Pan Am Flight 103 Bombing Investigation - Mebo

Mebo

Investigators discovered that Mebo stood for Meister & Bollier, an electronics firm in Zürich, Switzerland. It emerged at the trial that one of the owners, Edwin Bollier, had sold twenty MST-13 timers (identical to the one found in Senegal) to Libya in 1985, in the hope of winning a contract to supply the Libyan military. The first time he supplied a batch of timers he had accompanied Libyan officials to the desert city of Sabha, and had watched as his timers were used in explosions. He told the court that he had met Megrahi on that occasion for the first time, believing him to be a major in the Libyan army and a relative of Gaddafi's. After that meeting, Bollier said that Megrahi and his co-accused, Fhimah, who he believed were good friends, had set up a travel business together under the name ABH in the Mebo offices in Zürich. Fhimah later went onto to become the station manager for Libyan Arab Airlines at Luqa Airport in Malta. (Fhimah has acknowledged he worked for the airline but says he left the job three months before the bombing.)

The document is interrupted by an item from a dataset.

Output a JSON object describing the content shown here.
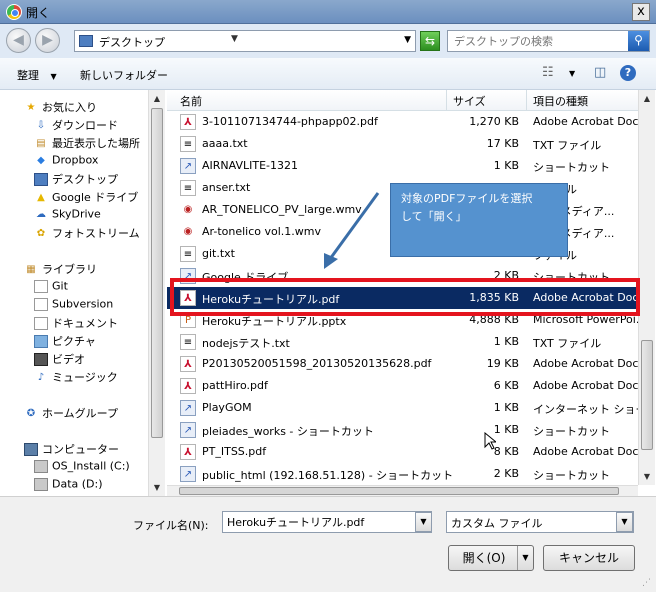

Bollier testified at the trial that the Scottish police had originally shown him a fragment of a brown 8-ply circuit board, of a prototype timer which had never been supplied to Libya. Yet the sample he was asked to identify at the trial was a green 9-ply circuit board that Mebo had indeed supplied to Libya. Bollier wanted to pursue this discrepancy, but was told by trial Judge, Lord Sutherland, that he could not do so.

On July 18, 2007 Mebo's electronics engineer, Ulrich Lumpert, admitted he had given false evidence about the timer at the trial. In a sworn affidavit before a Zurich notary, Lumpert stated that he had stolen a prototype MST-13 timer PC-board from Mebo and gave it without permission on June 22, 1989, to "an official person investigating the Lockerbie case". Dr Hans Köchler, UN observer at the Lockerbie trial, who was sent a copy of Lumpert's affidavit, said: "The Scottish authorities are now obliged to investigate this situation. Not only has Mr Lumpert admitted to stealing a sample of the timer, but to the fact he gave it to an official and then lied in court".